Don’t just Google the applicant or the applicant’s witness – did you check LinkedIn? Facebook? Twitter? MySpace? Google Plus?  What about a local Craigslist search for handy-man services offered?  Maybe Joe Applicant has been working another job this whole time.

What about past cases?  Did you run the applicant’s name through Lexis?

Once you have pictures you can put them before the judge, served on the applicant, and the bar and exclusion of this case will melt away.  It’s entirely possible that a WCJ wants to see this information but can’t investigate it because of restrictions such as in the Madrigal case.

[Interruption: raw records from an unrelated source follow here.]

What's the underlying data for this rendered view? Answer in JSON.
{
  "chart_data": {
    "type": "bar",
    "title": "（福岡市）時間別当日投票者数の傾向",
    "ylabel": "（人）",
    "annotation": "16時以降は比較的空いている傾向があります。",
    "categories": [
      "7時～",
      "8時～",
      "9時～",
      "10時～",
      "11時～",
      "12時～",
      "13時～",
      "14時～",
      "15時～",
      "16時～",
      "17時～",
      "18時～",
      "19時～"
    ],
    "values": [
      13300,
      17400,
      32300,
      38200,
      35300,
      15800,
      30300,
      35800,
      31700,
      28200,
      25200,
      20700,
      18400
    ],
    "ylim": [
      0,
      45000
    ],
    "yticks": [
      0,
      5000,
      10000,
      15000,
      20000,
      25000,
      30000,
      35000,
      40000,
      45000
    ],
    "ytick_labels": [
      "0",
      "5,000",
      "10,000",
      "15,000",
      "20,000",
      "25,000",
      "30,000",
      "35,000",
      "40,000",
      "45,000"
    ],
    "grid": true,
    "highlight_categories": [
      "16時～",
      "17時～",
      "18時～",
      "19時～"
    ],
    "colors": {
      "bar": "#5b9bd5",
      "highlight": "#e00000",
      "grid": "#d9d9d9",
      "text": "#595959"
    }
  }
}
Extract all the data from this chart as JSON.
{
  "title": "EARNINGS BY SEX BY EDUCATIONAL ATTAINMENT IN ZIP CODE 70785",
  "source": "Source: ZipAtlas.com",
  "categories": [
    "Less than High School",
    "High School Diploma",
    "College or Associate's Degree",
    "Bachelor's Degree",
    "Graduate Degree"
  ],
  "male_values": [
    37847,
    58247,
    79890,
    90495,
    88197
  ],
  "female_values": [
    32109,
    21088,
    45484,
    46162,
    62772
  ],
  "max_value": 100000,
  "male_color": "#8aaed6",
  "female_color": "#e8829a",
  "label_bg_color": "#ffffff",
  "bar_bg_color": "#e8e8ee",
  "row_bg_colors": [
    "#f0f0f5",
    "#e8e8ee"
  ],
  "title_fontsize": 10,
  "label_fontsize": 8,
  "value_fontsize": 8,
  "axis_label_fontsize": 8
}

Another important lesson from this is the effect of easy information on these cases.  In this case, the WCJ admitted the search and added it to the evidence; another judge might not be familiar with this case and find an internet investigation harmless and not worthy of mention.

That’s why defendants must scrutinize every word of a Finding and Award to make sure the evidence actually supports the findings, and the findings actually support the award.  If there is a missing link in that chain, it’s time to push the Recon button.  Even so much as a $0.03 error should be caught and dealt with immediately.

Perhaps some day WCJs will find their internet history made public record to ensure that no robed sleuths apply magnifying glass to the cyber-sidewalk?

In any case, your humble author wishes you a keen eye, a lucky day in court, and, as always, good hunting.